Speaking to reporters at the group’s office in Monrovia, the chief executive officer (CEO) of GCI, James K. Mulbah, called on the national government to help identify “specific hospitals,” that will deal with only suspected Ebola cases. Such hospitals would not treat people non-Ebola related ailments (e.g. pregnant women).
“We want to call on GOL to provide specific hospitals in the country that will deal with Ebola situation… in order to avoid further spread of the virus to others part of the country,” he said.
He expressed the belief that, “If the government can only have Ebola suspected patients in a specific hospital or clinic, [that] will help curtail some of the viral spread to other places. We need hospitals or clinics for some of these deadly diseases, including HIV/AIDS, with trained doctors and nurses [prepared to contain] the outbreak of such an epidemic.”
Speaking at the completion of an Ebola training session, Mr. Mulbah said his organization thought it prudent to encourage young people by educating and sensitizing them on the ways of containing the deadly Ebola virus and prevent its spread to other communities and counties.
“We have five communities where the awareness and sensitization on the epidemic have been completed,” he said.
The training of the young people about the deadly Ebola virus is intended to avoid panic and encourage people to the right preventive measures to contain the disease.

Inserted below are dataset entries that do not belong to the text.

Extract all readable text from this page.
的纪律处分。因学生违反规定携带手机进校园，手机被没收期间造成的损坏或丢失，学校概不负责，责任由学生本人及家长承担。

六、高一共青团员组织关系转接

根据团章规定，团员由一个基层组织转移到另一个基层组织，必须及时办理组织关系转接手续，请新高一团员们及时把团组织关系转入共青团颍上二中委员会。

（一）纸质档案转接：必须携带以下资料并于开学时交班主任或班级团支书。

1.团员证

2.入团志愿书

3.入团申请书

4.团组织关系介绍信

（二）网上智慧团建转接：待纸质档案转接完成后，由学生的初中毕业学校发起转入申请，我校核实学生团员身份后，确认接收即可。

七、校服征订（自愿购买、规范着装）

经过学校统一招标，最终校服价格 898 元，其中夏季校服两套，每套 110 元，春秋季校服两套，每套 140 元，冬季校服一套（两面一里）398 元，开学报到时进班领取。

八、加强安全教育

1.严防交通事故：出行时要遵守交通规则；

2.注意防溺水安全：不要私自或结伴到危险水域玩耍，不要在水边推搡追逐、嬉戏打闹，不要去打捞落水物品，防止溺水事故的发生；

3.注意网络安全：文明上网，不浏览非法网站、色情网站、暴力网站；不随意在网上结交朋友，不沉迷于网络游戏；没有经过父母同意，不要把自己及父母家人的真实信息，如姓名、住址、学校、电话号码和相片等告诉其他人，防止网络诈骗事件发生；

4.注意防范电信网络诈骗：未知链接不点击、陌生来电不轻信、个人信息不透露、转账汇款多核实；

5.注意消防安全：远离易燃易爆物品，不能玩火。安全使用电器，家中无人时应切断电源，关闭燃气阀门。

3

“We want to encourage young people across the country not to be in panic because of the outbreak, but to take the necessary preventive measures to ensure you are safe. We need to spread the message of how one can be free of the Ebola virus,” said Mr. Mulbah.
He noted that failure to deal with garbage in so many parts of Monrovia in this current Ebola crisis was further complicating the fight against the virus and causing serious problems for many people in various communities around the capital city.

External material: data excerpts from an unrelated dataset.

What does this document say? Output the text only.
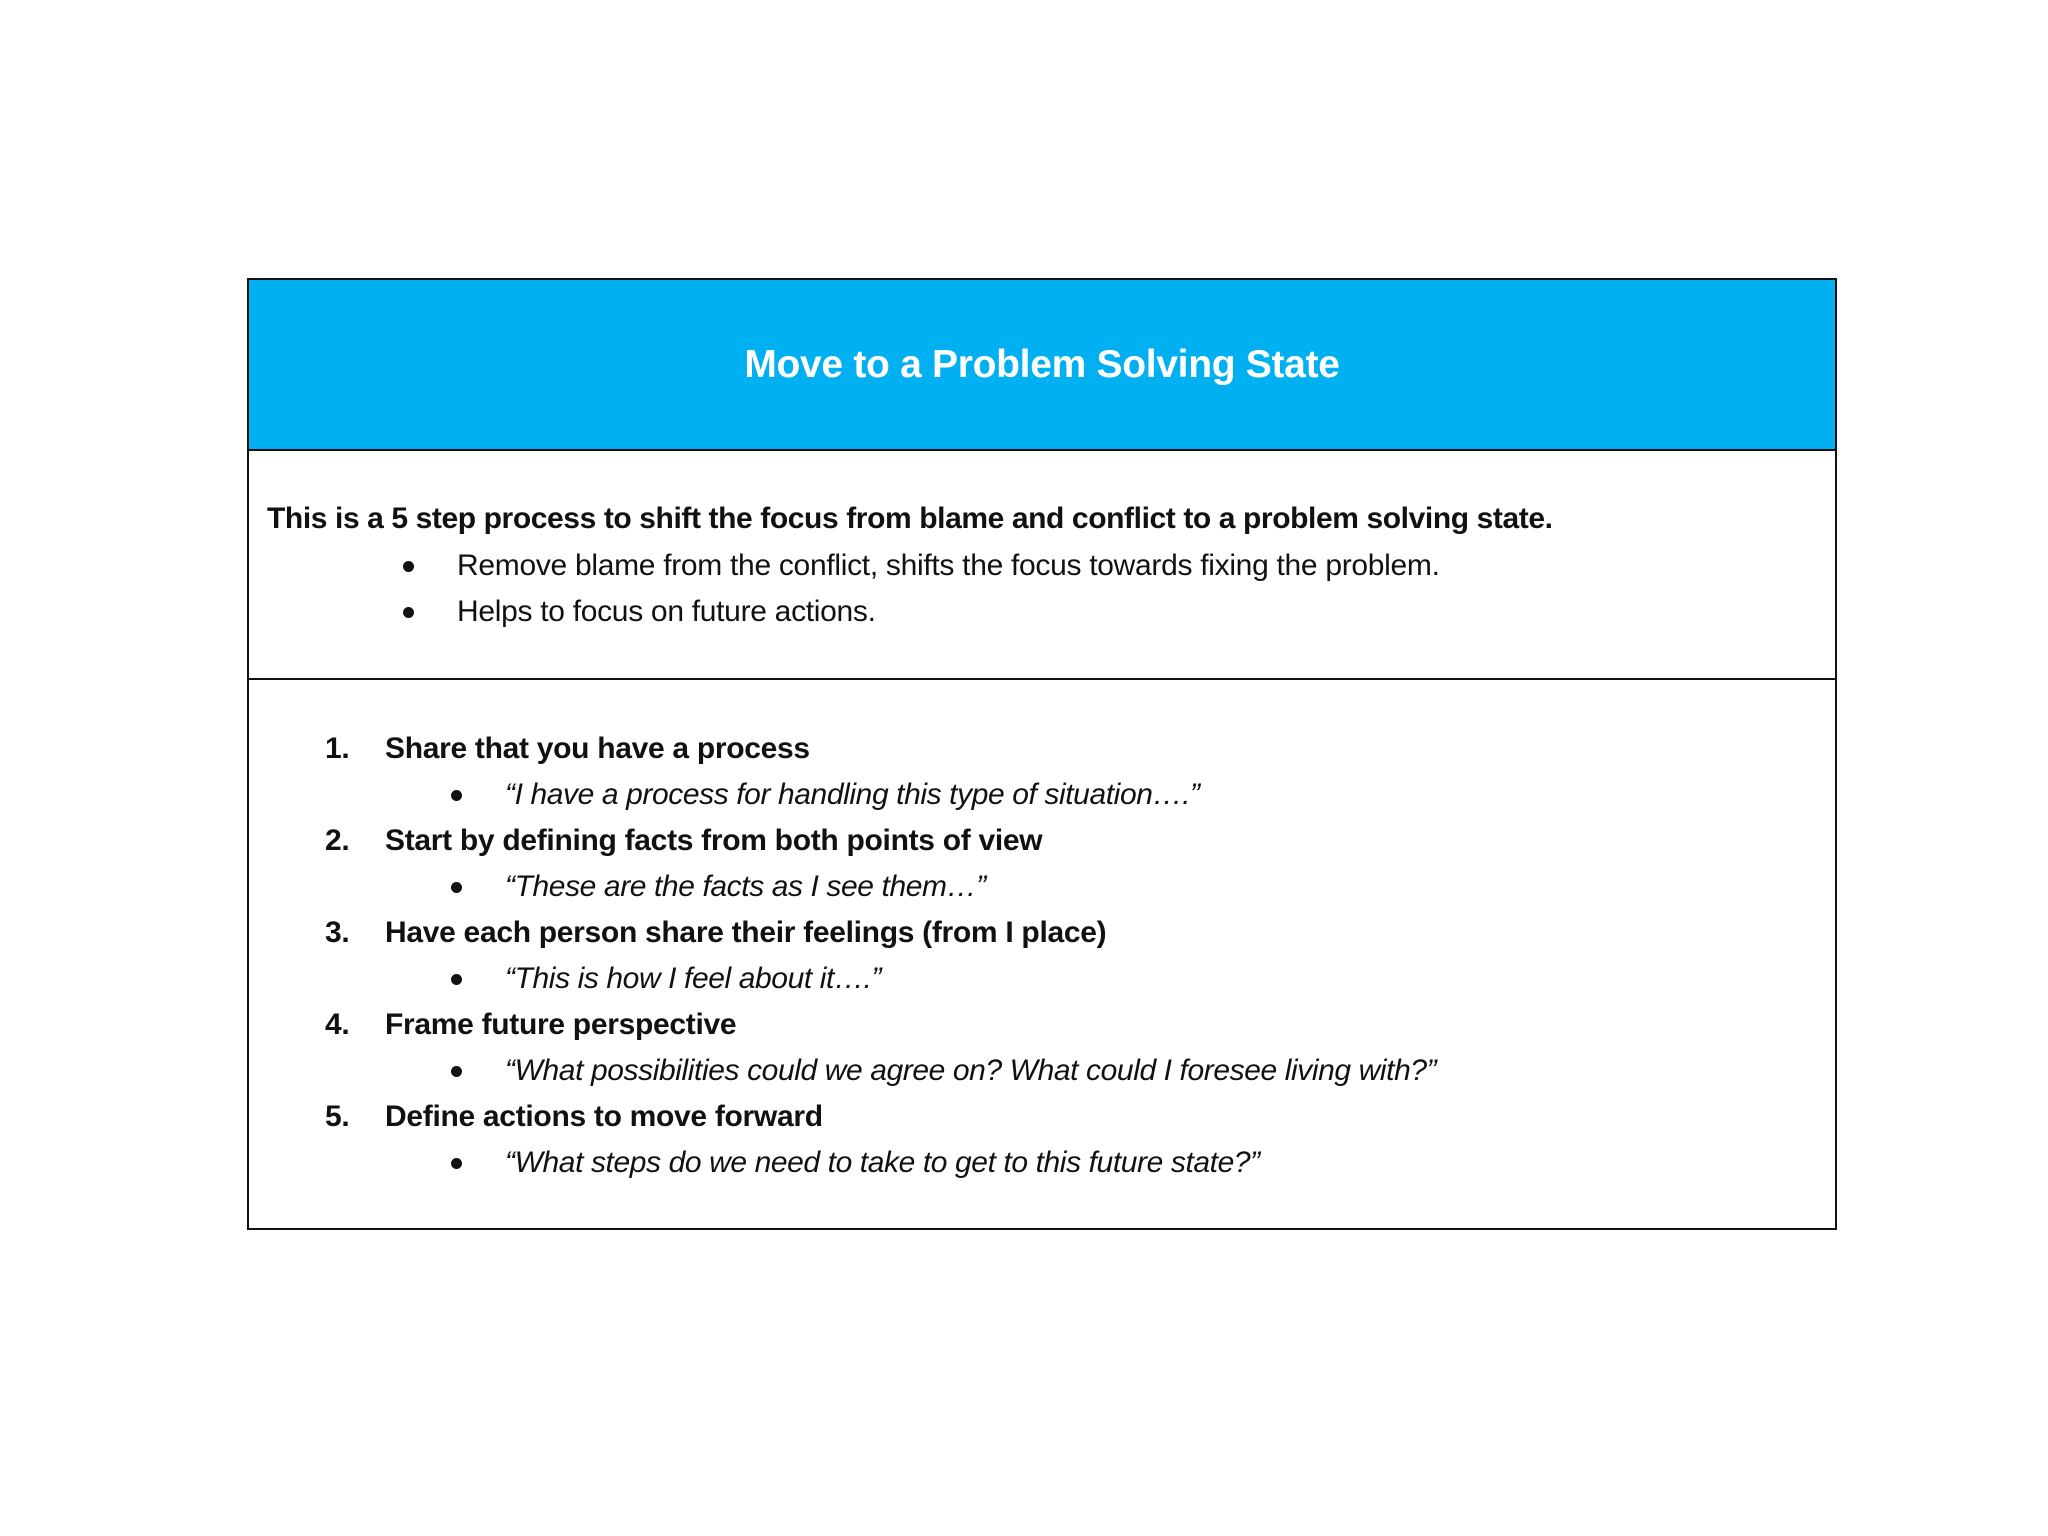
Move to a Problem Solving State
This is a 5 step process to shift the focus from blame and conflict to a problem solving state.
Remove blame from the conflict, shifts the focus towards fixing the problem.
Helps to focus on future actions.
1.	Share that you have a process
“I have a process for handling this type of situation….”
2.	Start by defining facts from both points of view
“These are the facts as I see them…”
3.	Have each person share their feelings (from I place)
“This is how I feel about it….”
4.	Frame future perspective
“What possibilities could we agree on? What could I foresee living with?”
5.	Define actions to move forward
“What steps do we need to take to get to this future state?”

He told beneficiaries to focus on training other people in their communities to help eradicarte the deadly Ebola virus from Liberia, through the necessary protective measures, especially for the illiterate in our society.

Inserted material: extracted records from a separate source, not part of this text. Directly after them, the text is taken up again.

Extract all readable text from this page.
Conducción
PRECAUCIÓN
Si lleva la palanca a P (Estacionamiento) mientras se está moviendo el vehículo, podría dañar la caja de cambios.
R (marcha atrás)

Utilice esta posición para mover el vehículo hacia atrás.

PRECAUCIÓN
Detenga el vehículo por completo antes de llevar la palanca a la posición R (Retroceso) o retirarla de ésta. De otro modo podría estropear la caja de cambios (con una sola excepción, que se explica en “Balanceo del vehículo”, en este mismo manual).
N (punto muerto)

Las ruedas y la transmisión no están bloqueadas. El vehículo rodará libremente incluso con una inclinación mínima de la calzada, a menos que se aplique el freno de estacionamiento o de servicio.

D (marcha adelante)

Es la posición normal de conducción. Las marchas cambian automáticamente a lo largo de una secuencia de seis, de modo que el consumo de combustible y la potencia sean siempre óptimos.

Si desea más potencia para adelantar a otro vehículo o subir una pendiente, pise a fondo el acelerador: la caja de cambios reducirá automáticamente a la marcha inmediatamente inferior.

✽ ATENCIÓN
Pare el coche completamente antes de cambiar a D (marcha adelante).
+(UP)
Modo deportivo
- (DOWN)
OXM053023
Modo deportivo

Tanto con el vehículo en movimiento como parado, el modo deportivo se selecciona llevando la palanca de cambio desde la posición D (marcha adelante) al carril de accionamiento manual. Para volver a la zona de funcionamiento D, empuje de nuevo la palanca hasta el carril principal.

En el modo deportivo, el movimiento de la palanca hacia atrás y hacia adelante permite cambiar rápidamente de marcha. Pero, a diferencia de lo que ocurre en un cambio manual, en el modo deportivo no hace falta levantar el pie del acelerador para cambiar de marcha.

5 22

“Today, we have given you some protective gears, including safety masks for the face, hand-gloves, nose mask and the entire safety suits. Using those materials will prevent young people from contracting the virus,” Mr. Mulbah said.
One of the beneficiaries, J. Dennis Weah, said he was grateful for the opportunity to be part of the first training sesson on the Ebola virus.
“The training was very unique and we were given some basic ideas of how to contain the virus. We are returning to our various communities to spread information on some of the preventive measures, such as avoiding body contact with others [and] shaking-hands.”
According to Weah, the issue of fear was also creating additional problems for people; but he promised to provide the right awareness in his community to ensure that the virus is curtailed.